NONCLINICAL TOXICOLOGY SECTION

LOINC: 43680-8Updated: 11/26/2020

13 NONCLINICAL TOXICOLOGY

13.1 Carcinogenesis, Mutagenesis, Impairment of Fertility

Lifetime carcinogenicity studies were performed in rats and mice at bupropion doses up to 300 and 150 mg/kg/day, respectively. These doses are approximately 7 and 2 times the MRHD, respectively, on a mg/m 2 basis. In the rat study there was an increase in nodular proliferative lesions of the liver at doses of 100 to 300 mg/kg/day (approximately 2 to 7 times the MRHD on a mg/m 2 basis); lower doses were not tested. The question of whether or not such lesions may be precursors of neoplasms of the liver is currently unresolved. Similar liver lesions were not seen in the mouse study, and no increase in malignant tumors of the liver and other organs was seen in either study.

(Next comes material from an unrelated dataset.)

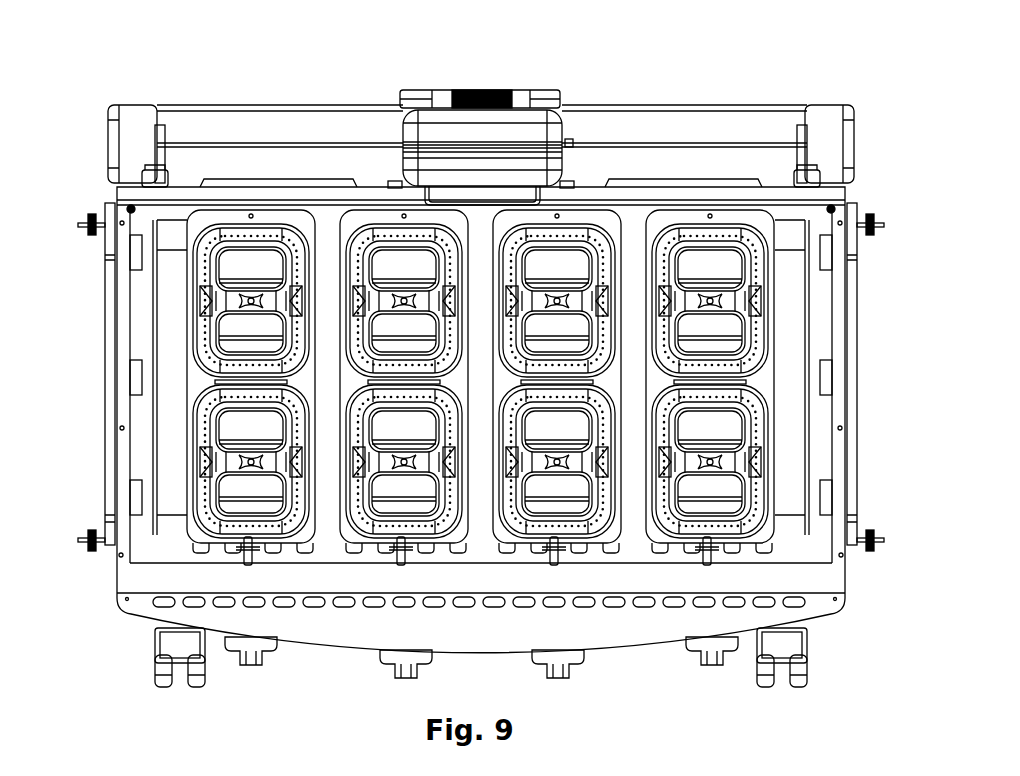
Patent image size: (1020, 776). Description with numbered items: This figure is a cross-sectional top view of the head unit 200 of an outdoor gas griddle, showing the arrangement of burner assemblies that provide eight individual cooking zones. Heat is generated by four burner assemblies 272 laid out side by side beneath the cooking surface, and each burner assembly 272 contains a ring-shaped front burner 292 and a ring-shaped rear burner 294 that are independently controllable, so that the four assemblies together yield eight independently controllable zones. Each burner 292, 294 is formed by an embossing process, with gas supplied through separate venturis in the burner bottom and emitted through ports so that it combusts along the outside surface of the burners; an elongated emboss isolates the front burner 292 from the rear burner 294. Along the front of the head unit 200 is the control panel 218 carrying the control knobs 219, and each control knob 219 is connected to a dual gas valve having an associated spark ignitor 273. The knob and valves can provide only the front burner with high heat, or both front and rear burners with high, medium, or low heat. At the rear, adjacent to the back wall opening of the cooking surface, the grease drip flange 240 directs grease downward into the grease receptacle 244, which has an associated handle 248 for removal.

Bupropion produced a positive response (2 to 3 times control mutation rate) in 2 of 5 strains in the Ames bacterial mutagenicity assay. Bupropion produced an increase in chromosomal aberrations in 1 of 3 in vivo rat bone marrow cytogenetic studies.

There were no effects on male and female fertility when rats were administered oral doses of bupropion up to 300 mg/kg/day (approximately 7 times the MRHD on a mg/m 2 basis) to females prior to mating and either through Day 13 of gestation or through lactation, and to males for 60 days prior to and through mating. However, doses of 200 mg/kg/day (approximately 5 times the MRHD on a mg/m 2 basis) or greater, caused transient ataxia or behavioral changes in adult female rats. There were also no adverse effects on fertility, reproduction, or growth and development of male or female offspring.